Variational Autoencoders – This sort of model learns how data is created by encoding it in a straightforward manner that captures its fundamental properties, then working out how to reconstruct it. It is frequently employed to produce artificial data.
Diffusion models- function by adding random data (referred to as “noise”) to the data they are learning about, then working out how to eliminate it while keeping the original data. This enables them to learn what information is crucial and what can be ignored. In the creation of images, diffusion models are most frequently used.
Transformer Models- This name serves as a sort of catch-all for a category of models, which includes LLMs but also refers to any model that learns the context and relationships among various parts in its training data.
Generative AI in Practice
The use of generative AI to produce fantastic (and occasionally horrible) things has already been demonstrated in many amazing ways.
Consider the Coca-Cola “Masterpiece” commercial, which was developed in collaboration with human and artificial intelligence and recreates some of the finest pieces of art ever created on television.
The use of generative AI to produce fantastic (and occasionally horrible) things has already been demonstrated in many amazing ways.
Consider the Coca-Cola “Masterpiece” commercial, which was developed in collaboration with human and artificial intelligence and recreates some of the finest pieces of art ever created on television.
By reconstructing partially recorded lyrics by John Lennon and adding fresh material by Paul McCartney, it has also been utilized to write a new Beatles song.
In an emerging subject known as “generative design,” artificial intelligence is utilized to generate blueprints and production methods for new items. For instance, General Motors designed a new seatbelt bracket using generative tools developed by Autodesk that is 40% lighter and 20% stronger than its present components.

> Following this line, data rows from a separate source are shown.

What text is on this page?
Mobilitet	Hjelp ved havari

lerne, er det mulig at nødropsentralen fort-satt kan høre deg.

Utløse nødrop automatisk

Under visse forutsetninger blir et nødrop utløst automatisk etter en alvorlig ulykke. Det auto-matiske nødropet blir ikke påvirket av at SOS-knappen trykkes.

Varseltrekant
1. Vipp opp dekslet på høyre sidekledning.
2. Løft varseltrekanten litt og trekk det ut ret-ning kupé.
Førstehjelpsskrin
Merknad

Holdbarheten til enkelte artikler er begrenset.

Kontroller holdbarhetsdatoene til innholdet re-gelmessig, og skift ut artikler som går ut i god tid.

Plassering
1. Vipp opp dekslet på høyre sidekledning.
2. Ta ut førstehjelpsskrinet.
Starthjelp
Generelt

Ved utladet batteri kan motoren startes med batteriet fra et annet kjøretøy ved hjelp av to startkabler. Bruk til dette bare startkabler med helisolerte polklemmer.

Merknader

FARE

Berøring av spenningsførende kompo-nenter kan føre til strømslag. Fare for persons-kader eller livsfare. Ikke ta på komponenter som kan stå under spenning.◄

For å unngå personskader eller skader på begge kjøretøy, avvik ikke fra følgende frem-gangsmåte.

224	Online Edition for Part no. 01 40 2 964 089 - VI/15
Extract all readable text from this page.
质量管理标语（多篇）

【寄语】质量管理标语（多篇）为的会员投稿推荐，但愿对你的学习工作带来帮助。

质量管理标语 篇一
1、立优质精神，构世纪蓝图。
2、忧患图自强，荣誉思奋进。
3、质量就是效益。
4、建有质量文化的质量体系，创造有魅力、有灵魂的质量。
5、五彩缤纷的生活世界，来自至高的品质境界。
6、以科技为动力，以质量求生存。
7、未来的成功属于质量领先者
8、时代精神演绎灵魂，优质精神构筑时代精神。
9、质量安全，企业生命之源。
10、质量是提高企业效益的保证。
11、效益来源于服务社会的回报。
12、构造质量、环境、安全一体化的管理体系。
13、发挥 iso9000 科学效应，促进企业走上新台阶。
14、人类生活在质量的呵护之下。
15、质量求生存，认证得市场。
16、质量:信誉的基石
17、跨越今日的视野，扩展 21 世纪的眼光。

A UK business recently announced that it had developed the first AI-generated immunotherapy cancer treatment, demonstrating how it is also being used to speed up drug discovery.
Deepfakes, a recent phenomenon that blurs the line between fact and fiction by making it seem as though real people have said or done fake things, are also made possible by generative AI.
Deepfake One of the first and most well-known examples was Tom Cruise. More perniciously, prospective contenders for the upcoming 2024 US presidential elections on both sides of the aisle have appeared in deepfakes meant to disparage them for political reasons.
The Ethical Issues with Generative AI
While generative AI may accomplish some fantastic things, it is also obvious that it is forcing us to consider some challenging problems and questions.
When it becomes impossible to distinguish between what is real and what is created by AI, it may be one of the major concerns.
It’s probably going to happen sooner rather than later given how quickly innovation is occurring in the industry.
So, the question becomes: What should we do about it, if anything? Should the rest of the world adopt legislation similar to those established by countries like China, making it unlawful to deepfake someone without their consent?
There is also the issue of how this will impact human jobs; would the livelihoods of creators be in jeopardy if the businesses that employ them can produce as many images, sounds, and films as they require just by instructing a computer to do so?
Copyright is an additional problem that needs to be resolved. Who owns a piece of art produced by an AI? Who created the artwork using AI? who designed the AI in the first place? Or all the (likely) hundreds of artists whose creations were (in actuality, frequently without permission) utilized to train the AI?
Given the quickening rate at which this technology is being developed, all of these problems require quick answers. The future of generative AI in our world and in our daily lives may very well depend on how we respond to these questions.